The real estate market has remained the most sensitive link in the world’s largest economy for decades. Extremely eloquent and dramatic confirmation of this state of affairs was the eruption of the global financial crisis in the end of 2008, whose historical hallmark is the bankruptcy of Lehman Brothers, a global giant of investment banking.

It is therefore hardly surprising that S & P / Case-Shiller, an index describing changes in house prices in the US, is starting to get more and more excited. In December 2016, its value exceeded the level of “hills” from July 2006, the peak point of the price bubble on the US real estate market. What’s more, the index continues to grow at its best, and its dynamics calculated year-on-year reached in September 2017 a value of 6.2%.

Can such statistics be considered sufficient proof of creating another price bubble within the United States housing?

The increase in home prices in the US should primarily be related to inflationary factors. In the past half century, housing prices have risen nominally in the United States almost fifteen times without experiencing any dramatic crashes on the way. On the other hand, inflation calculated only from the 2006 price hike has already reached nearly 20 percent, so that the real price level is currently about one-fifth lower. Thus, the subsequent historical peaks of S & P / Case-Shiller are more a result of the weakness of the American currency than the result of the strength of the upward trend in prices of American homes.

Thus, many indications are that the collapse of 2007-2012 was something of a natural, though dynamic and indispensable correction of the declining price growth of American homes. Its dramatic course resulted from a mixture of several explosive factors that simultaneously affected the condition of the market situation. This is the complete failure of the extremely liberal and irresponsible policy of banks, assuming the mass distribution of high-risk mortgage loans, correlated with the catastrophic effect of domino speculation on financial instruments based on these loans.

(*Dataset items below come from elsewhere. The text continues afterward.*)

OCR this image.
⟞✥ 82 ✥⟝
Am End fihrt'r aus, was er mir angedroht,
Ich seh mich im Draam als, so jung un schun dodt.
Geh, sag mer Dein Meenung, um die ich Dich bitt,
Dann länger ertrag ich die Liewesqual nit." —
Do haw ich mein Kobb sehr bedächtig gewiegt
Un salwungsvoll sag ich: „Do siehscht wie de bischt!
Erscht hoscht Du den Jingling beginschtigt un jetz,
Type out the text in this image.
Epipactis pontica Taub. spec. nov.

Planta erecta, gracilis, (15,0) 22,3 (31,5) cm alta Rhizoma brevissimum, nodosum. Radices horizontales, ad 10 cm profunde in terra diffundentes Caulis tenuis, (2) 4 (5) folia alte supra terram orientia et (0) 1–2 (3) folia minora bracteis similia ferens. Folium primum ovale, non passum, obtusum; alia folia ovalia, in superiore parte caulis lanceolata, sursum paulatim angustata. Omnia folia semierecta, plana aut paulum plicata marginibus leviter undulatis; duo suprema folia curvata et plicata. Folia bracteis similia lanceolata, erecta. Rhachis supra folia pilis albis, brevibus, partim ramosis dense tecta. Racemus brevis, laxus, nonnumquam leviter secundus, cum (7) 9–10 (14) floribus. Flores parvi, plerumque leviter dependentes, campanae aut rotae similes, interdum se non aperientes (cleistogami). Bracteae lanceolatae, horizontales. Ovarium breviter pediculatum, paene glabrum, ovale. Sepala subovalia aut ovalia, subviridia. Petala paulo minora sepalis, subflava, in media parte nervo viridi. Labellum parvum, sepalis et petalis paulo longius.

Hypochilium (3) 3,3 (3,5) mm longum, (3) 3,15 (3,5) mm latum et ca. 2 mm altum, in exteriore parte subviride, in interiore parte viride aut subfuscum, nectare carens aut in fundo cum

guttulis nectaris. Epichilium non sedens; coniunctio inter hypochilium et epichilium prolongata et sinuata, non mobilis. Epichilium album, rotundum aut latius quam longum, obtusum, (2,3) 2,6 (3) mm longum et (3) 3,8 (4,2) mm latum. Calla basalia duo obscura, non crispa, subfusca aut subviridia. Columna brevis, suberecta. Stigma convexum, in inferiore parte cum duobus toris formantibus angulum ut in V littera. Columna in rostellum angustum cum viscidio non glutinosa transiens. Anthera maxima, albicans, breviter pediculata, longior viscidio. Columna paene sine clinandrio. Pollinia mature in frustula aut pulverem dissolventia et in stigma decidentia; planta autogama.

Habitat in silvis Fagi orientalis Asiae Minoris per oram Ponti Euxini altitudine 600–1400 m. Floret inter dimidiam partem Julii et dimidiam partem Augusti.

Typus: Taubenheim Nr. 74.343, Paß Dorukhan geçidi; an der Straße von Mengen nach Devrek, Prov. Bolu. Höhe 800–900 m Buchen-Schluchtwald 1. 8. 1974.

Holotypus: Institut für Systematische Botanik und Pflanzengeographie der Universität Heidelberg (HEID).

Currently, the situation in the US real estate market has nothing to do with the pre-crisis situation. Today, loans for the purchase of real estate are granted by banks only to persons with the required own contribution and adequate creditworthiness, and after the old policy of “free American” in mortgages there is not even a trace. On the other hand, the FED’s monetary policy is much more cautious, which means that leaving the age of historically low interest rates is carried out in a hasty manner, with virtually no appreciable effect on the mortgage market.

On the other hand, just over six percent of the growth rate of US house prices still seems relatively safe, at least when compared to the average annual growth of 2000-2006, which then was well over 10 percent.

Nevertheless, there is no doubt that in a few years’ perspective, the American real estate market is facing a turning point resulting in a slowdown in economic conditions and a seasonal drop in the prices of their homes.